The abduction of more than 200 Nigerian schoolgirls in mid-April finally came to world attention last month, since which time it has – quite properly – dominated world news headlines.
To make innocent schoolchildren pawns of war is unforgiveable and plumbs the very depths of depravity. The subsequent reports of the children suffering rape and beatings have shocked and appalled even the most hardened media cynics.
This atrocity was orchestrated by the Nigerian militant Islamist group Boko Haram, an organization founded in 2002, which claims to be fighting to overthrow the government and create an Islamic state.

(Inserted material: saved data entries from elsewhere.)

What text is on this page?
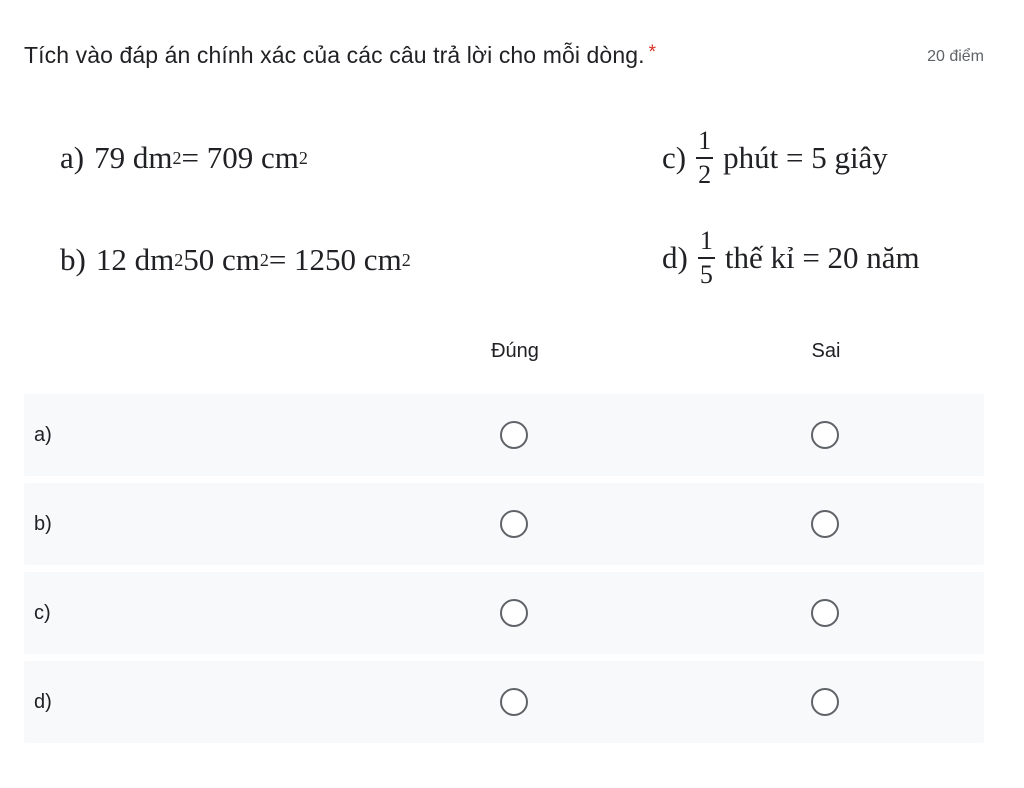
Tích vào đáp án chính xác của các câu trả lời cho mỗi dòng. *	20 điểm
a) 79 dm 2 = 709 cm 2
b) 12 dm 2 50 cm 2 = 1250 cm 2
$c) \frac{1}{2}$ phút = 5 giây
$d) \frac{1}{5}$ thế kỉ = 20 năm
Đúng	Sai
a)
b)
c)
d)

In a video obtained by the AFP news agency, the leader of Boko Haram, the swaggering, Abubakar Shekau, admitted responsibility for the abduction of the schoolgirls saying it planned to sell them as slaves. There have also been reports of some girls having been forced into “marriage” with Boko Haram fighters and, more recently, of an exchange for imprisoned Boko Haram fighters.
Video pictures of around 130 of the schoolgirls, almost all of whom were raised in Christian families, have been released to the media, showing them dressed in hijab and chanting verses from the Koran. “We have liberated these girls, you claim to care so much about,” boasted Abubakar Shekau, “they have become Muslim.”

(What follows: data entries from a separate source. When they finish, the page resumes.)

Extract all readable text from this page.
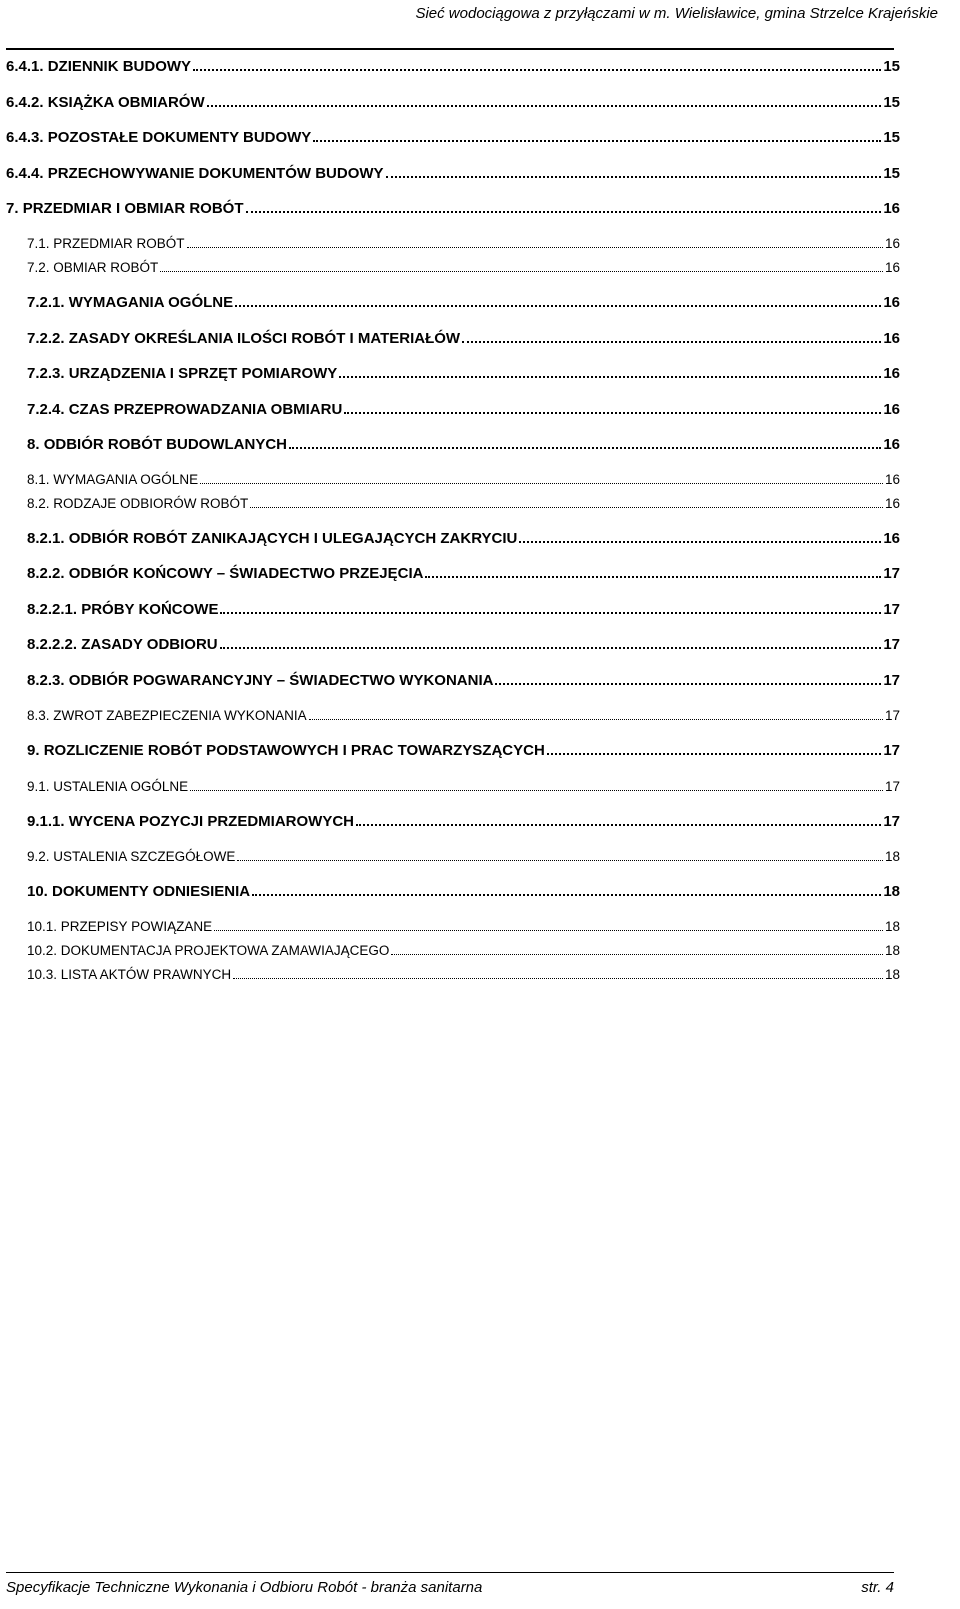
Sieć wodociągowa z przyłączami w m. Wielisławice, gmina Strzelce Krajeńskie
6.4.1. DZIENNIK BUDOWY	15
6.4.2. KSIĄŻKA OBMIARÓW	15
6.4.3. POZOSTAŁE DOKUMENTY BUDOWY	15
6.4.4. PRZECHOWYWANIE DOKUMENTÓW BUDOWY	15
7. PRZEDMIAR I OBMIAR ROBÓT	16
7.1. PRZEDMIAR ROBÓT	16
7.2. OBMIAR ROBÓT	16
7.2.1. WYMAGANIA OGÓLNE	16
7.2.2. ZASADY OKREŚLANIA ILOŚCI ROBÓT I MATERIAŁÓW	16
7.2.3. URZĄDZENIA I SPRZĘT POMIAROWY	16
7.2.4. CZAS PRZEPROWADZANIA OBMIARU	16
8. ODBIÓR ROBÓT BUDOWLANYCH	16
8.1. WYMAGANIA OGÓLNE	16
8.2. RODZAJE ODBIORÓW ROBÓT	16
8.2.1. ODBIÓR ROBÓT ZANIKAJĄCYCH I ULEGAJĄCYCH ZAKRYCIU	16
8.2.2. ODBIÓR KOŃCOWY – ŚWIADECTWO PRZEJĘCIA	17
8.2.2.1. PRÓBY KOŃCOWE	17
8.2.2.2. ZASADY ODBIORU	17
8.2.3. ODBIÓR POGWARANCYJNY – ŚWIADECTWO WYKONANIA	17
8.3. ZWROT ZABEZPIECZENIA WYKONANIA	17
9. ROZLICZENIE ROBÓT PODSTAWOWYCH I PRAC TOWARZYSZĄCYCH	17
9.1. USTALENIA OGÓLNE	17
9.1.1. WYCENA POZYCJI PRZEDMIAROWYCH	17
9.2. USTALENIA SZCZEGÓŁOWE	18
10. DOKUMENTY ODNIESIENIA	18
10.1. PRZEPISY POWIĄZANE	18
10.2. DOKUMENTACJA PROJEKTOWA ZAMAWIAJĄCEGO	18
10.3. LISTA AKTÓW PRAWNYCH	18
Specyfikacje Techniczne Wykonania i Odbioru Robót - branża sanitarna	str. 4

Egypt’s prestigious Islamic institute Al-Azhar called for the immediate release of all the girls, warning Boko Haram that harming even a single one of them: “completely contradicts the teachings of Islam and its tolerant principles.”
But, with the exception of Al-Azhar, official comment from the Arab world has been slow to emerge. The US is flying manned surveillance missions over Nigeria to try to locate the schoolgirls and sharing commercial satellite imagery with the Nigerian government, officials have confirmed. An offer of help by Israeli Prime Minister Binyamin Netanyahu has also been accepted by the Nigerian President Jonathan Goodluck.

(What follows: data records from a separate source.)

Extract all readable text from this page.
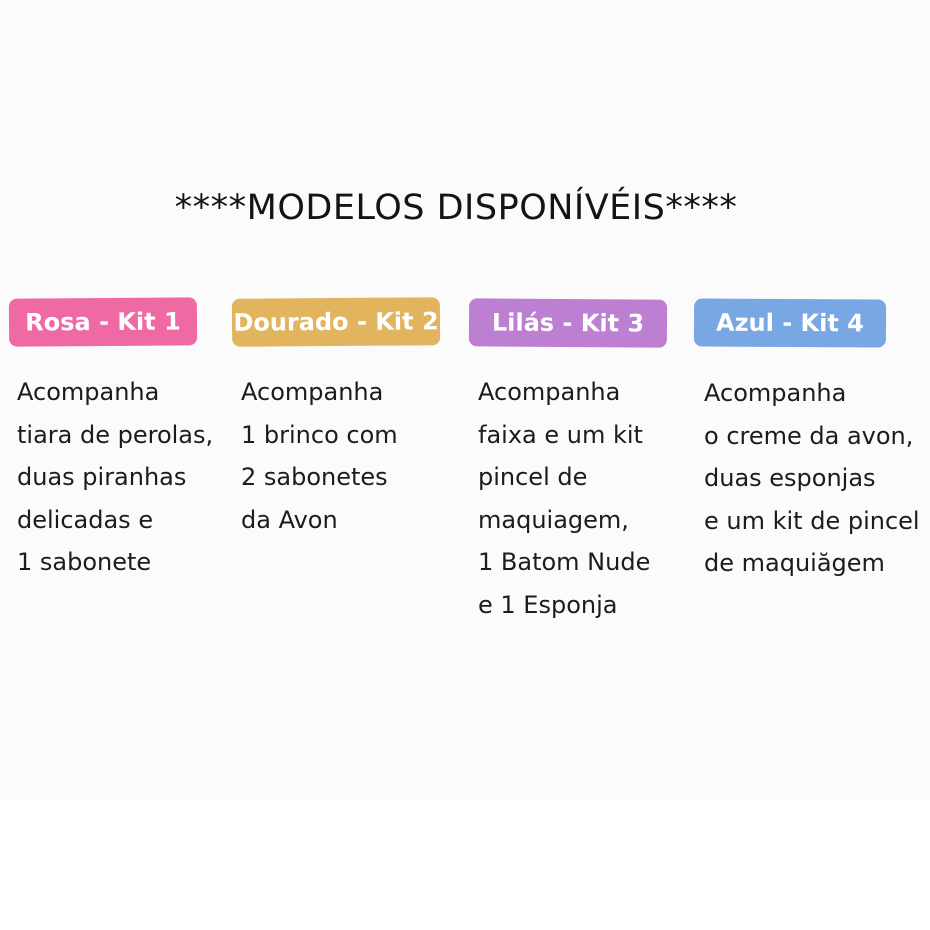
****MODELOS DISPONÍVÉIS****
Rosa - Kit 1
Acompanha
tiara de perolas,
duas piranhas
delicadas e
1 sabonete
Dourado - Kit 2
Acompanha
1 brinco com
2 sabonetes
da Avon
Lilás - Kit 3
Acompanha
faixa e um kit
pincel de
maquiagem,
1 Batom Nude
e 1 Esponja
Azul - Kit 4
Acompanha
o creme da avon,
duas esponjas
e um kit de pincel
de maquiăgem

It is vital that the Arab world, the one that represents real Muslims, not crazed fanatics like Boko Haram – who represent nothing but their own greedy, selfish lust for wealth and power – now sends out a strong message of solidarity with those who seek to find and punish the extremist group. This is no time for internecine squabbling between Arab states. To protest is not anti-Islamic. The integrity of the real Islam is not in question, just those groups who wish to hijack the religion for their own self-serving purpose. The Koran is clear on the subject of nurturing and protecting all children; whatever these men of Boka Haram profess to be, for sure they are not men of God.